New Overseas Investment Rules — What Do They Mean For Individuals
Here's what has changed for individuals under the new overseas direct investment rules.
The government's recent overseas investment guidelines are a positive step for individuals looking to invest more in foreign markets, as the regulations have significantly liberalised rules to make investments through corporate structures in India, according to experts.
The consolidated rules notified by the Finance Ministry spell out the numerical limits between overseas direct investment and overseas portfolio investment, round-tripping, the details around the acquisition of foreign securities, and the bounds of gifts, among other things.
Here's what has changed for individuals:
Investment Threshold
An overseas investment by any Indian becomes an ODI as per the new guidelines if the minimum threshold of an ODI in a listed company is 10% or more. It can also become an ODI, if the investment is with "control" or when subscribed as a part of the memorandum of association of a foreign entity.
"Control" means the right to appoint majority of the directors, management control, 10% or more voting rights, etc.
Anything below 10% and without "control" becomes an OPI.
"To put it in simple terms, if an individual wants to hold equity in an overseas listed company, they can freely do it as long as it is below 10%. Anything more than that will require Reserve Bank of India approval," Hemal Mehta, partner, Deloitte India told BQ Prime.
In the case of equity in an unlisted company, even one share would be considered as an overseas direct investment, said Bhavin Shah, deals leader at PwC India.
One marked shift for individuals is that even one share in an unlisted entity abroad is treated as ODI. Earlier, nominal stakes in offshore unlisted companies were permitted as portfolio investments subject to the Liberalised Remittance Scheme limits. This has now been restricted.Bhavin Shah, DealsLeader, PwC India
Round-Tripping
Contours of round tripping have also been spelled out where up to two layers of subsidiaries do not require RBI approval.
Round tripping is when a resident individual or Indian entity invests in a foreign entity that already has a direct or indirect investment in India.
Two layers would mean when an individual or entity ‘A’ can invest in a foreign subsidiary ‘B’, this becomes the first layer.
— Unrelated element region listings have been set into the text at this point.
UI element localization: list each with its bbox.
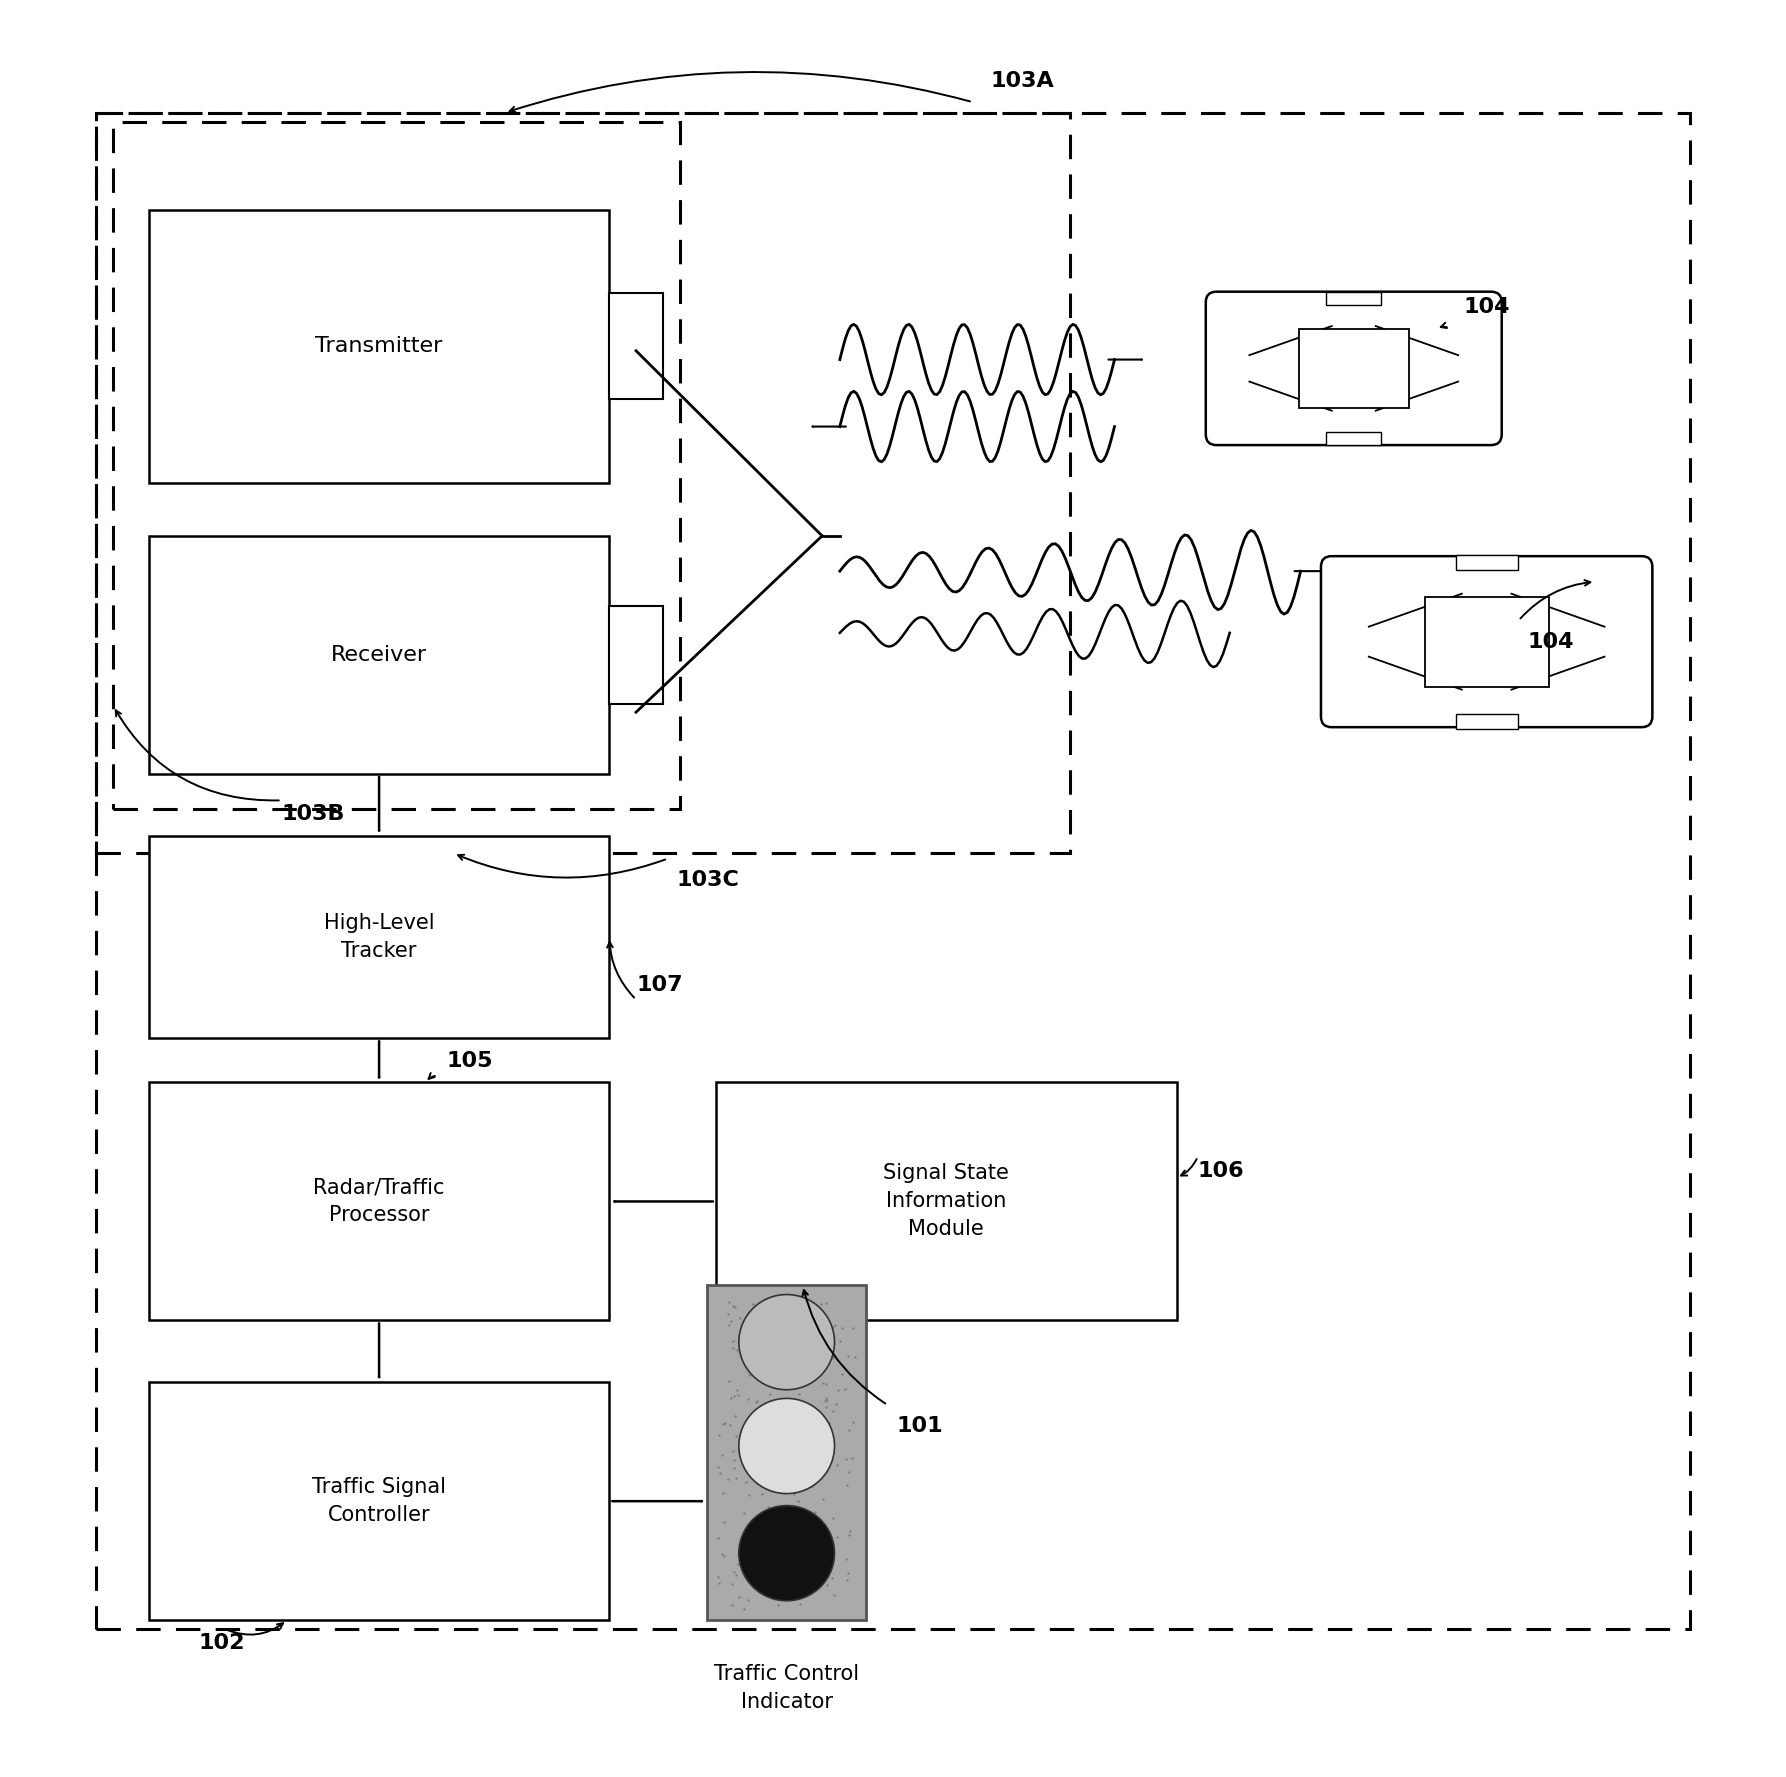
Text: 103A: 103A <box>991 71 1054 91</box>
Text: 105: 105 <box>446 1052 493 1072</box>
Text: 103B: 103B <box>282 805 345 825</box>
Text: 101: 101 <box>897 1416 943 1436</box>
Text: Signal State
Information
Module: Signal State Information Module <box>884 1164 1009 1239</box>
Bar <box>148 210 609 483</box>
Bar <box>1327 291 1381 306</box>
Bar <box>1425 597 1548 686</box>
Text: 106: 106 <box>1198 1160 1245 1180</box>
Bar <box>609 606 663 704</box>
Bar <box>148 1383 609 1621</box>
Bar <box>95 112 1691 1630</box>
Text: 104: 104 <box>1463 297 1511 316</box>
Text: Transmitter: Transmitter <box>316 336 443 357</box>
Bar <box>95 112 1070 853</box>
Circle shape <box>739 1505 834 1601</box>
Text: 107: 107 <box>636 976 682 995</box>
FancyBboxPatch shape <box>1206 291 1502 444</box>
Text: Receiver: Receiver <box>330 645 427 665</box>
Text: High-Level
Tracker: High-Level Tracker <box>323 913 434 961</box>
Bar <box>609 293 663 400</box>
Bar <box>1298 329 1409 409</box>
Text: 104: 104 <box>1527 631 1573 652</box>
Bar <box>148 835 609 1038</box>
Bar <box>707 1285 866 1621</box>
Text: 102: 102 <box>198 1633 245 1653</box>
Bar <box>1327 432 1381 444</box>
Bar <box>1456 714 1518 729</box>
Circle shape <box>739 1398 834 1494</box>
Text: Traffic Signal
Controller: Traffic Signal Controller <box>313 1477 446 1525</box>
Bar <box>1456 554 1518 570</box>
Bar <box>113 121 680 809</box>
Text: Radar/Traffic
Processor: Radar/Traffic Processor <box>313 1178 445 1226</box>
FancyBboxPatch shape <box>1322 556 1652 727</box>
Circle shape <box>739 1294 834 1390</box>
Bar <box>148 537 609 775</box>
Bar <box>148 1082 609 1320</box>
Text: 103C: 103C <box>677 869 739 890</box>
Bar <box>716 1082 1177 1320</box>
Text: Traffic Control
Indicator: Traffic Control Indicator <box>714 1665 859 1713</box>
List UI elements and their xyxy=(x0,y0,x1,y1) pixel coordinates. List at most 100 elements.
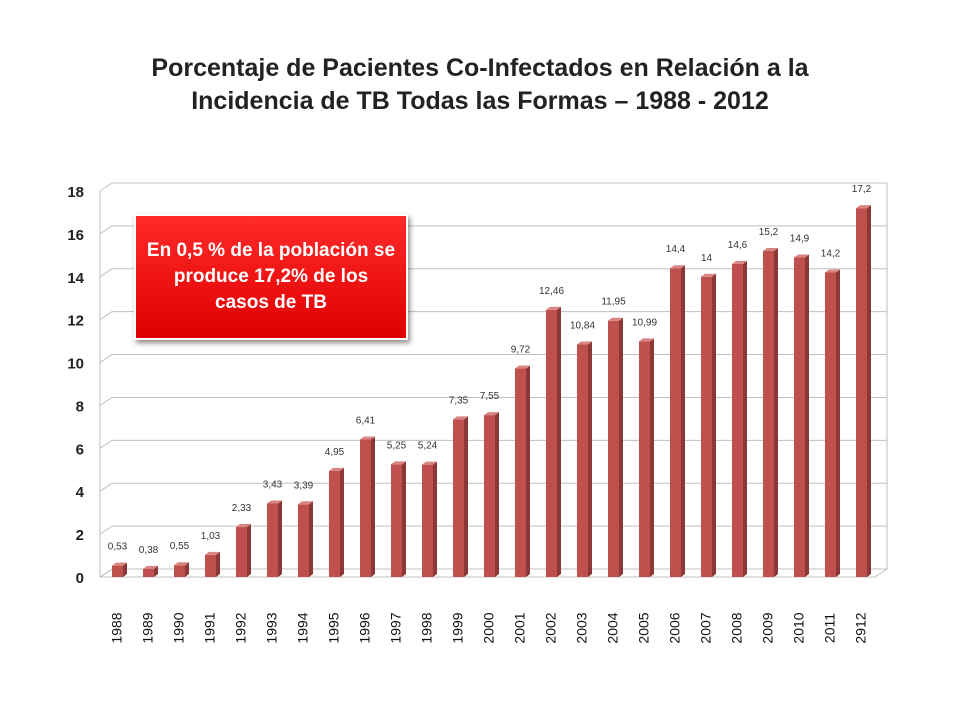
y-tick-label: 16 xyxy=(67,227,84,244)
x-tick-label: 1994 xyxy=(295,612,311,643)
x-tick-label: 2010 xyxy=(791,612,807,643)
y-tick-label: 4 xyxy=(76,484,85,501)
x-tick-label: 2005 xyxy=(636,612,652,643)
data-label: 10,84 xyxy=(570,321,595,332)
data-label: 5,25 xyxy=(387,440,407,451)
data-label: 3,39 xyxy=(294,480,314,491)
x-tick-label: 2004 xyxy=(605,612,621,643)
data-label: 17,2 xyxy=(852,184,872,195)
y-tick-label: 8 xyxy=(76,398,84,415)
x-tick-label: 1989 xyxy=(140,612,156,643)
x-tick-label: 1999 xyxy=(450,612,466,643)
x-tick-label: 2011 xyxy=(822,613,838,643)
x-tick-label: 2006 xyxy=(667,612,683,643)
chart-title: Porcentaje de Pacientes Co-Infectados en… xyxy=(40,52,920,118)
bar xyxy=(360,436,375,577)
bar xyxy=(794,254,809,577)
x-tick-label: 2912 xyxy=(853,612,869,643)
gridline xyxy=(99,439,887,449)
bar xyxy=(763,248,778,578)
chart-title-line-2: Incidencia de TB Todas las Formas – 1988… xyxy=(191,87,769,115)
data-label: 1,03 xyxy=(201,531,221,542)
bar xyxy=(143,565,158,577)
gridline xyxy=(99,354,887,363)
data-label: 12,46 xyxy=(539,286,564,297)
x-tick-label: 2002 xyxy=(543,612,559,643)
data-label: 3,43 xyxy=(263,479,283,490)
x-tick-label: 1991 xyxy=(202,612,218,643)
x-tick-label: 1997 xyxy=(388,612,404,643)
y-tick-label: 0 xyxy=(76,570,84,587)
data-label: 7,35 xyxy=(449,395,469,406)
data-label: 0,55 xyxy=(170,541,190,552)
data-label: 5,24 xyxy=(418,441,438,452)
bar xyxy=(453,416,468,577)
chart-title-line-1: Porcentaje de Pacientes Co-Infectados en… xyxy=(151,54,809,82)
bar xyxy=(546,306,561,577)
data-label: 0,53 xyxy=(108,542,128,553)
gridline xyxy=(99,182,887,192)
x-tick-label: 2001 xyxy=(512,612,528,643)
gridline xyxy=(99,525,887,535)
data-label: 2,33 xyxy=(232,503,252,514)
gridline xyxy=(99,268,887,278)
x-tick-label: 2000 xyxy=(481,612,497,643)
bar xyxy=(639,338,654,577)
x-tick-label: 1996 xyxy=(357,612,373,643)
data-label: 0,38 xyxy=(139,545,159,556)
bar xyxy=(670,265,685,577)
data-label: 14,2 xyxy=(821,248,841,259)
data-label: 15,2 xyxy=(759,227,779,238)
y-tick-label: 6 xyxy=(76,441,84,458)
gridline xyxy=(99,396,887,406)
x-tick-label: 2008 xyxy=(729,612,745,643)
x-tick-label: 1993 xyxy=(264,612,280,643)
bar xyxy=(577,341,592,577)
data-label: 14,6 xyxy=(728,240,748,251)
bar xyxy=(391,461,406,577)
y-tick-label: 10 xyxy=(67,356,84,373)
x-tick-label: 1988 xyxy=(109,612,125,643)
gridline xyxy=(99,482,887,492)
x-tick-label: 1998 xyxy=(419,612,435,643)
data-label: 6,41 xyxy=(356,416,376,427)
x-tick-label: 1990 xyxy=(171,612,187,643)
bar xyxy=(825,269,840,577)
bar xyxy=(701,273,716,577)
gridline xyxy=(99,311,887,321)
y-tick-label: 14 xyxy=(67,270,84,287)
x-tick-label: 1992 xyxy=(233,612,249,643)
y-tick-label: 18 xyxy=(67,184,84,201)
x-tick-label: 2007 xyxy=(698,612,714,643)
plot-floor xyxy=(100,568,888,578)
data-label: 7,55 xyxy=(480,391,500,402)
bar xyxy=(484,412,499,577)
annotation-callout: En 0,5 % de la población se produce 17,2… xyxy=(134,214,408,340)
bar xyxy=(329,467,344,577)
bar xyxy=(515,365,530,577)
bar xyxy=(205,551,220,577)
bar xyxy=(608,317,623,577)
bar xyxy=(174,562,189,577)
bar xyxy=(267,500,282,577)
x-tick-label: 2003 xyxy=(574,612,590,643)
x-tick-label: 1995 xyxy=(326,612,342,643)
y-tick-label: 12 xyxy=(67,313,84,330)
data-label: 14,9 xyxy=(790,233,810,244)
data-label: 10,99 xyxy=(632,317,657,328)
gridline xyxy=(99,225,887,235)
bar xyxy=(422,461,437,577)
bar xyxy=(236,524,251,577)
data-label: 11,95 xyxy=(601,297,626,308)
data-label: 9,72 xyxy=(511,345,531,356)
bar xyxy=(298,501,313,577)
bar xyxy=(112,562,127,577)
data-label: 14 xyxy=(701,253,713,264)
bar xyxy=(856,205,871,577)
data-label: 14,4 xyxy=(666,244,686,255)
x-tick-label: 2009 xyxy=(760,612,776,643)
data-label: 4,95 xyxy=(325,447,345,458)
y-tick-label: 2 xyxy=(76,527,84,544)
annotation-text: En 0,5 % de la población se produce 17,2… xyxy=(146,240,396,313)
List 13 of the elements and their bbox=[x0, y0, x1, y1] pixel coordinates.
The second layer would be when the subsidiary 'B' in turn invests in India, Mehta explained.
Acquisition By Way Of Gift
The new framework also mentions that individuals can acquire foreign securities in other ways, such as inheritance, gift, or even under Employee Stock Ownership Plan, and sweat equity shares, as long as they are offered by the foreign entity globally, on a uniform basis.
"It is now expressly provided that a resident individual is permitted to receive a gift of foreign securities from a relative resident in India holding such securities in accordance with the law," notes Sayta.
Further, a resident individual can acquire foreign securities by way of a gift from a person resident outside India too, but this would be subject to the provisions of the Foreign Contribution (Regulation) Act, 2010.
NOC Requirement
The objection certificate requirement is applicable from lender bank, regulatory body, or investigative agency where the account is considered a non-performing asset, the individual has been deemed a willful defaulter, or is under investigation by any of the enforcement agencies.
"I think it's a fairly reasonable move to protect the interests of the lenders / impacted parties from assets being sent outside India, to which it becomes difficult to seek recourse," Shah told BQ Prime. "Also, the regulations provide for a time-line of 60 days for the concerned agency to decide on the NOC, else it would be deemed to be granted," he said.
Overseas investment in an IFSC
The new rules also include overseas investment in an International Financial Services Centre by a resident individual.
The guidelines read:
A person resident in India may make contribution to an investment fund or vehicle set up in an IFSC as OPI.
A resident individual may make ODI in a foreign entity, including an entity engaged in financial services activity, except in banking and insurance, in IFSC, if such entity does not have subsidiary or step down subsidiary outside IFSC where the resident individual has control in the foreign entity.
The new regulations, however, are not without challenges. The issue or transfer of equity capital of a foreign company will be subjected to arms-length pricing.
This may impose some practical challenges considering the obligation is now shifted to authorised dealer banks, Mehta Deloitte India said.
He noted that arm's length pricing could deprive the flexibility in negotiations and a range in pricing.
Further, with the entire onus shifted to authorised dealers, Mehta said there is a risk the authorised dealer could be more conservative as their compliance burden has increased.